Favorite kind of Friday.

It hasn’t rained enough in Israel this winter, but when it has rained – it’s really, really rained. Which is just perfect on a Friday when you’re home, cozy, coming off the baby furniture high from the day before, and your husband knows how to make homemade chai lattes. 

Of course, we’re always hoping for snow here in the Jerusalem hills where snow may be just a degree celsius away… But for now, we can boast thick hail:

And nothing goes better with a gray, rainy Friday morning than a crapload of pancakes for just two people: 

Rain, rain, come our way.

Jerusalemites are celebrating the rain that began as a lightning show last night. I woke up just now to pleasantly discover that it’s still going.

We’ve had a bad winter so far this year, the kind where everyone – to an annoying degree – talks about how terrible the situation is and starts judging each other over how much water they waste.

You know it’s gotten bad when at least three of your social conversations in the past week have involved a discussion of desalination.

Hebrew-speaking dogs.

I’m sitting on my couch and I hear a scratch at the door. My first thought is, did a jackal from the forest across the street come all the way upstairs to haunt me?

My second thought is, it does, however, sound like a dog.

After peeping through the door, I realized it was a dog. A big, fluffy, yellow, gentle, wet and smelly dog. And it was indeed ‘knocking’ at my door.

This is the second time a dog has confused our apartment with their owner’s. Tzur Hadassah is filled with domestic dogs who are sent to roam free and come home whenever they please.

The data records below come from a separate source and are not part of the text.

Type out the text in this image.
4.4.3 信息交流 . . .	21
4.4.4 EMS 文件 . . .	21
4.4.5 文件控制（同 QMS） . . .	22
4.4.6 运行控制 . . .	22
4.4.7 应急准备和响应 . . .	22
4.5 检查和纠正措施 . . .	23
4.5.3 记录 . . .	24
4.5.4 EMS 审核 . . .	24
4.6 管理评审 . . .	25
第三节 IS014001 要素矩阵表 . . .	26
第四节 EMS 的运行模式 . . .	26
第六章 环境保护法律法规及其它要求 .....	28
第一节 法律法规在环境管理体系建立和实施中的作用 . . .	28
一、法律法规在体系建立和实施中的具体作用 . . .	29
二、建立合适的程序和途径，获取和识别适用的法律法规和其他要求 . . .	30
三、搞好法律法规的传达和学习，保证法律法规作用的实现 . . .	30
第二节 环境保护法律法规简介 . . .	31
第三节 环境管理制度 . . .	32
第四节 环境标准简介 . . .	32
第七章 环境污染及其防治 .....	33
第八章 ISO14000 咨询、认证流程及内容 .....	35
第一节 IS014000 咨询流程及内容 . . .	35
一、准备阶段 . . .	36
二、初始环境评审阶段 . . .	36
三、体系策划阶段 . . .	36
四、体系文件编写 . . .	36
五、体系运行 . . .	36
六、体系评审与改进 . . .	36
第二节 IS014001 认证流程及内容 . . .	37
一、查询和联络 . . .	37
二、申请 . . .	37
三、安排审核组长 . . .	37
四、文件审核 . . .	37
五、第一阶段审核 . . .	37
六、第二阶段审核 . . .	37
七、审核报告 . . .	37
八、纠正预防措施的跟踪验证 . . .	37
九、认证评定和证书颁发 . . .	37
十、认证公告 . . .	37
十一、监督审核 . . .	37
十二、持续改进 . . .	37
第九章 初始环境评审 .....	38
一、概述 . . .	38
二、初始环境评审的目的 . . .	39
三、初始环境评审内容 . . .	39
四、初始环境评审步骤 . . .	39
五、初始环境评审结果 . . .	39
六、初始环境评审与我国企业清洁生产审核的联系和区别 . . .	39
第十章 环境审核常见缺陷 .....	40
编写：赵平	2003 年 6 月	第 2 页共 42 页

We tried to shoo it away but it insisted on coming inside. He probably lost track of the scent of his trail since it’s really the first or second big rain we’ve had here.

But I felt sorry for him, probably wanting to be home curling up in his pillow. I realized we could send him home with a few key words.

Shev. The dog sat and I checked his collar for a house number. Nope.

Bo. We made him come towards the steps to go downstairs.

L’mata. I tried to encourage him to go downstairs but he needed more, he needed company, so we bo‘d him all the way down, until he started wandering over to the apartment building next door, which looks exactly like ours.

Hebrew-speaking dogs. There’s no place like home.